Science

The Shape of Performance

What makes a perfect car design?

by Russell Stein
Unsplash / Daniel McCullough

We all recognize a beautiful car when we see it. The subtle curves intersecting with more aggressive design choices can make heads turn when it glides down a street, but certain decisions evoke stronger responses.

Lars Perner, assistant professor of clinical marketing at the University of Southern California, describes cars as “an extension of the self,” in this CAA article, evoking a concept outlined by University of Utah’s Russell Belk in a 1988 research paper. We buy things to reflect our identities, and the design of a car projects that.

“The gentler, more continuous curves could both represent an emphasis on the modern and, potentially, also less of a desire to provoke or show aggression,” Perner tells Inverse. “The more aggressive design might signal more of a desire to stand out, and possibly a more aggressive personality. Another possibility is that the more aggressive designs, ironically, might be seen as more classic … Similarly, a continuous design may be associated with modern electrical or hybrid cars.”

Research shows that strong designs influence buyers, whether they realize or not. A 2013 paper by Goethe-University Frankfurt professor of marketing Jan R. Landwehr and others observes that consumers favor two factors: visual complexity, because it keeps the mind active and reduces feelings of boredom; and prototypicality, which means people like looking at cars that look like cars.

Researchers say preference for prototypicality is akin to learning a foreign language and feeling comfortable with well-understood words, or research that shows “average” faces score higher in terms of attractiveness.

The team was able to measure prototypicality in the same way as you would for faces. They took front-facing images of 12 midsize executive cars, chose a series of pixels in the same place for each image, and devised an “average” color for each pixel from all 12 images. Cars closest to the average pixel are deemed more prototypical. Vehicles were judged on complexity based on the disk space of the compressed image, with more complicated images requiring more storage. The paper found that when cars scored highly for both factors, sales were higher by 19 percent.

“The results of the sales forecasting analysis suggest that visual design plays a major role in a product’s success in the market,” the study explained.

This result is also borne out in other studies.

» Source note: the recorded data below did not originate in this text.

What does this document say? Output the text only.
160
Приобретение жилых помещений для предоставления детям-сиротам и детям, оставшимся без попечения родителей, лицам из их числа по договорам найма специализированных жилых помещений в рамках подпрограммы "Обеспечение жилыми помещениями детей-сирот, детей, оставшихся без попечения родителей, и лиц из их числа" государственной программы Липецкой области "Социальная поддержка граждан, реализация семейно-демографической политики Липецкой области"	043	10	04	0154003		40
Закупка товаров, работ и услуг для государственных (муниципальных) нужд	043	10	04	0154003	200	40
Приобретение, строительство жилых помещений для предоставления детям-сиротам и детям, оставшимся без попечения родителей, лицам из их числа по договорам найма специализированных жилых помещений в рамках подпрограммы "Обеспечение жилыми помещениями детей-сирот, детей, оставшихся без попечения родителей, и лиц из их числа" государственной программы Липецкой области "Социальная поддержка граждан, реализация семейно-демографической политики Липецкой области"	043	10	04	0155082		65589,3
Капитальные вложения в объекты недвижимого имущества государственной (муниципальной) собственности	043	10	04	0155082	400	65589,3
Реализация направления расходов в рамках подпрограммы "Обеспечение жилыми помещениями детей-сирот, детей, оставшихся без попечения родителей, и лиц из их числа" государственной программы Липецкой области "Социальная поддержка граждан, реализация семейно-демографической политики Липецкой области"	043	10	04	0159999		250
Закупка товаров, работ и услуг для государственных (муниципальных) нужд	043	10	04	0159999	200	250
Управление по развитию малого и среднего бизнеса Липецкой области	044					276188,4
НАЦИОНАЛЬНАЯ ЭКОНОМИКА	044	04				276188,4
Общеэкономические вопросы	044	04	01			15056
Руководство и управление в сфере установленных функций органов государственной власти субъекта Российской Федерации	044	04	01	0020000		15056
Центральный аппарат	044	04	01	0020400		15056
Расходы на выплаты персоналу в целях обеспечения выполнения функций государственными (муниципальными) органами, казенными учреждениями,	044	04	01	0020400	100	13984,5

A University of California, Riverside study looked at 200 car models from 33 brands, observing factors of prototypicality, brand consistency, and cross-segment mimicry where cheaper cars take cues from more expensive vehicles. The results confirmed a tendency toward prototypicality, but this changes depending on the market segment. Luxury car buyers, for example, tend toward models prototypical of that automaker’s design, showing less interest in cars that look like the broader market average. An economy car that evokes a luxury style can also persuade buyers by suggesting higher levels of quality.

“In contrast to previous research, which has shown that consumers prefer a more prototypical car, our study highlights the advantage of introducing some level of freshness into a new model, particularly if those unique design elements mimic those of a luxury car,” study author Subramanian Balachander said in a statement.

These movements can be tracked across car development history. Author David Gartman theorizes that American economy cars shifted from boxy to curvy in the ‘80s in part due to European luxury automakers exploring such designs. This was spurred by the high price of fuel in Europe, which meant budget-conscious buyers were more inclined to choose cars with better returns on gas. Gartman writes in Auto Opium, his 1994 book, that “American automakers began to copy the European aerodynamic aesthetic in the mid-1980s as a way of courting upscale consumers.” People may favor cars that look like an average, but the average shifts depending on the message it projects.

“Those interested in cars may talk about design and expression admiration or disapproval of a particular one, discussing the message that it appears to send,” Pernar says. “At a more unconscious level, an individual might choose a car that might signal an element of his or her personality that may conflict with his or her outward personality or position in life. For example, a physician — who is supposed to promote healing among patients and ‘do no harm’ — might use a car to express is or her more aggressive side.”

Our love for certain design features may reveal more than we realize.